TAFSIR QURAN DAN HADIS TABARUK'
SURAH HUD'' 18-22
BIS-MILLAH-HIRAHMAN-NIRRAHIM''
{وَمَنْ أَظْلَمُ مِمَّنِ افْتَرَى عَلَى اللَّهِ كَذِبًا أُولَئِكَ يُعْرَضُونَ عَلَى رَبِّهِمْ وَيَقُولُ الأشْهَادُ هَؤُلاءِ الَّذِينَ كَذَبُوا عَلَى رَبِّهِمْ أَلا لَعْنَةُ اللَّهِ عَلَى الظَّالِمِينَ (18) الَّذِينَ يَصُدُّونَ عَنْ سَبِيلِ اللَّهِ وَيَبْغُونَهَا عِوَجًا وَهُمْ بِالآخِرَةِ هُمْ كَافِرُونَ (19) أُولَئِكَ لَمْ يَكُونُوا مُعْجِزِينَ فِي الأرْضِ وَمَا كَانَ لَهُمْ مِنْ دُونِ اللَّهِ مِنْ أَوْلِيَاءَ يُضَاعَفُ لَهُمُ الْعَذَابُ مَا كَانُوا يَسْتَطِيعُونَ السَّمْعَ وَمَا كَانُوا يُبْصِرُونَ (20) أُولَئِكَ الَّذِينَ خَسِرُوا أَنْفُسَهُمْ وَضَلَّ عَنْهُمْ مَا كَانُوا يَفْتَرُونَ (21) لَا جَرَمَ أَنَّهُمْ فِي الآخِرَةِ هُمُ الأخْسَرُونَ (22) }

Wa man azlamu mimmanif taraa 'alal laahi kazibaa; ulaaa'ika yu'radoona 'alaa Rabbihim wa yaqoolul ashhaa duhaaa'ulaaa'il lazeena kazaboo 'alaa Rabbihim; alaa la'natul laahi alaz zaalimeen Allazeena yasuddoona 'an sabeelil laahi wa yabghoonahaa 'iwajanw wa hum bil Aakhiratihum kaafiroon Ulaaa'ika lam yakoonoo mu'jizeena fil ardi wa maa kaana lahum min doonil laahi min awliyaaa'; yudaa'afu lahumul 'azaab; maa kaanoo yastatee'oonas sam'a wa maa kaanoo yubsiroon Ulaaa'ikal lazeena khasirooo anfusahum wa dalla 'anhum maa kaanoo yaftaroon Laa jarama annahum fil Aakhirati humul akhsaroon
Dan siapakah yang lebih zalim daripada orang y ang membuat-buat dusta terhadap Allah? Mereka itu akan dihadapkan kepada Tuhan mereka, dan para saksi akan berkata Orang-orang inilah yang telah berdusta terhadap Tuhan mereka. Ingatlah, kutukan Allah (ditimpakan) atas orang-orang yang zalim, (yaitu) orang-orang yang menghalang-halangi (manusia) dari jalan Allah dan menghendaki (supaya) jalan itu bengkok. Dan mereka itulah orang-orang yang tidak percaya adanya hari akhirat. Orang-orang itu tidak mampu menghalang-halangi Allah untuk (mengazab mereka) di bumi ini, dan sekali-kali tidak adalah bagi mereka penolong selain Allah.

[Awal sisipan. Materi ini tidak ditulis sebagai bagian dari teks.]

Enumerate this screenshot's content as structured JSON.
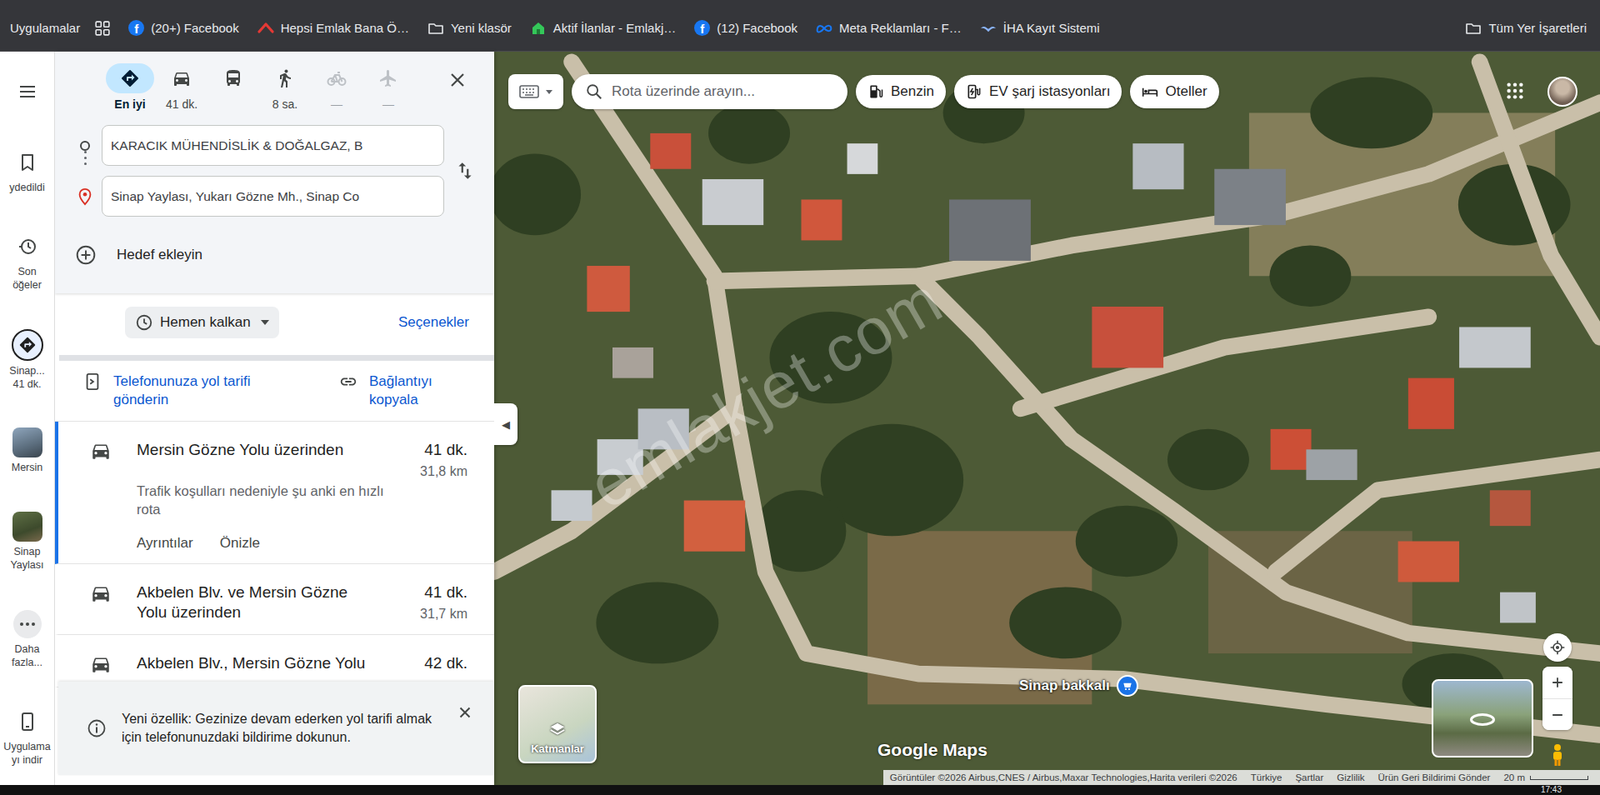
{
  "bookmarks_bar": {
    "apps_label": "Uygulamalar",
    "items": [
      {
        "label": "(20+) Facebook",
        "kind": "facebook",
        "glyph": "f"
      },
      {
        "label": "Hepsi Emlak Bana Ö…",
        "kind": "hepsiemlak"
      },
      {
        "label": "Yeni klasör",
        "kind": "folder"
      },
      {
        "label": "Aktif İlanlar - Emlakj…",
        "kind": "emlakjet"
      },
      {
        "label": "(12) Facebook",
        "kind": "facebook",
        "glyph": "f"
      },
      {
        "label": "Meta Reklamları - F…",
        "kind": "meta"
      },
      {
        "label": "İHA Kayıt Sistemi",
        "kind": "iha"
      }
    ],
    "all_bookmarks": "Tüm Yer İşaretleri"
  },
  "rail": [
    {
      "kind": "menu",
      "lines": [],
      "selected": false
    },
    {
      "kind": "saved",
      "lines": [
        "ydedildi"
      ],
      "selected": false
    },
    {
      "kind": "recent",
      "lines": [
        "Son",
        "öğeler"
      ],
      "selected": false
    },
    {
      "kind": "directions",
      "lines": [
        "Sinap...",
        "41 dk."
      ],
      "selected": true
    },
    {
      "kind": "city",
      "lines": [
        "Mersin"
      ],
      "selected": false
    },
    {
      "kind": "place",
      "lines": [
        "Sinap",
        "Yaylası"
      ],
      "selected": false
    },
    {
      "kind": "more",
      "lines": [
        "Daha",
        "fazla..."
      ],
      "selected": false
    },
    {
      "kind": "download",
      "lines": [
        "Uygulama",
        "yı indir"
      ],
      "selected": false
    }
  ],
  "panel": {
    "modes": [
      {
        "kind": "best",
        "label": "En iyi",
        "selected": true,
        "disabled": false
      },
      {
        "kind": "car",
        "label": "41 dk.",
        "selected": false,
        "disabled": false
      },
      {
        "kind": "transit",
        "selected": false,
        "disabled": false
      },
      {
        "kind": "walk",
        "label": "8 sa.",
        "selected": false,
        "disabled": false
      },
      {
        "kind": "bike",
        "label": "—",
        "selected": false,
        "disabled": true
      },
      {
        "kind": "flight",
        "label": "—",
        "selected": false,
        "disabled": true
      }
    ],
    "origin": "KARACIK MÜHENDİSLİK & DOĞALGAZ, B",
    "destination": "Sinap Yaylası, Yukarı Gözne Mh., Sinap Co",
    "add_stop": "Hedef ekleyin",
    "departure": "Hemen kalkan",
    "options": "Seçenekler",
    "send_to_phone": "Telefonunuza yol tarifi gönderin",
    "copy_link": "Bağlantıyı kopyala",
    "routes": [
      {
        "title": "Mersin Gözne Yolu üzerinden",
        "time": "41 dk.",
        "distance": "31,8 km",
        "note": "Trafik koşulları nedeniyle şu anki en hızlı rota",
        "actions": [
          "Ayrıntılar",
          "Önizle"
        ],
        "selected": true
      },
      {
        "title": "Akbelen Blv. ve Mersin Gözne Yolu üzerinden",
        "time": "41 dk.",
        "distance": "31,7 km",
        "actions": [],
        "selected": false
      },
      {
        "title": "Akbelen Blv., Mersin Gözne Yolu",
        "time": "42 dk.",
        "actions": [],
        "selected": false
      }
    ],
    "toast": "Yeni özellik: Gezinize devam ederken yol tarifi almak için telefonunuzdaki bildirime dokunun.",
    "collapse": "◀"
  },
  "map": {
    "search_placeholder": "Rota üzerinde arayın...",
    "chips": [
      {
        "label": "Benzin",
        "kind": "gas"
      },
      {
        "label": "EV şarj istasyonları",
        "kind": "ev"
      },
      {
        "label": "Oteller",
        "kind": "hotel"
      }
    ],
    "watermark": "emlakjet.com",
    "place_label": "Sinap bakkalı",
    "logo": "Google Maps",
    "layers": "Katmanlar",
    "footer": {
      "attribution": "Görüntüler ©2026 Airbus,CNES / Airbus,Maxar Technologies,Harita verileri ©2026",
      "links": [
        "Türkiye",
        "Şartlar",
        "Gizlilik",
        "Ürün Geri Bildirimi Gönder"
      ],
      "scale": "20 m"
    }
  },
  "taskbar": {
    "time": "17:43"
  }
}
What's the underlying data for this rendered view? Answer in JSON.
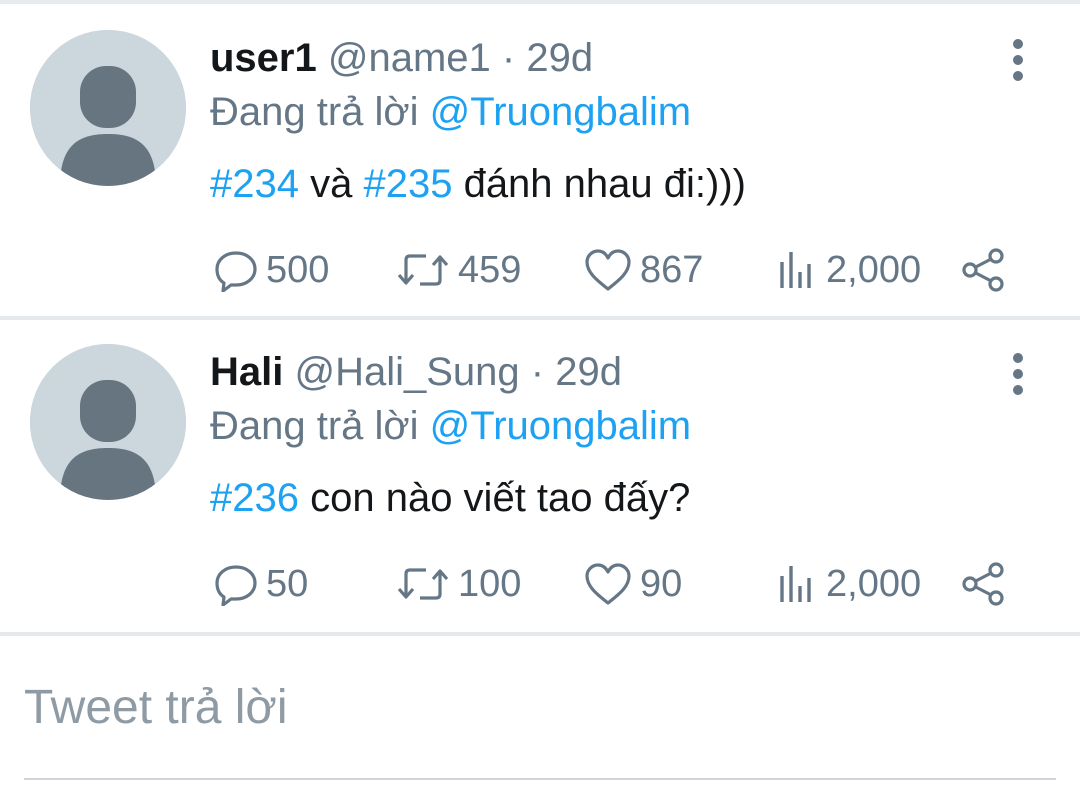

Siksaan itu dilipatgandakan kepada mereka. Mereka selalu tidak dapat mendengar (kebenaran) dan mereka selalu tidak dapat melihat (nya). Mereka itulah orang-orang yang merugikan dirinya sendiri, dan lenyaplah dari mereka apa yang selalu mereka ada-adakan. Pasti mereka itu di akhirat menjadi orang-orang yang paling merugi. Allah Swt. menerangkan keadaan orang-orang yang mendustakan-Nya, juga tentang dipermalukan-Nya mereka di hari akhirat kelak di hadapan mata kepala semua makhluk dari kalangan para malaikat, para rasul, para nabi, serta seluruh umat manusia dan jin.

 Allah menjelaskan tentang keadaan orang-orang yang mengada-adakan dusta terhadap-Nya dan mengungkapkan rahasia mereka di akhirat kelak di hadapan semua makhluk, di antaranya para Malaikat, para Rasul, Nabi, Berta seluruh bangsa manusia dan bangsa jin. Sebagaimana yang diriwayatkan oleh Imam Ahmad, dari Shafwan bin Muhriz, ia bercerita: “Aku pernah memegang tangan Ibnu ‘Umar, tiba-tiba ada seseorang yang menghadangnya. Ia berkata: ‘Apa yang kamu dengar ketika Rasulullah bersabda tentang pembicaraan rahasia pada hati Kiamat?’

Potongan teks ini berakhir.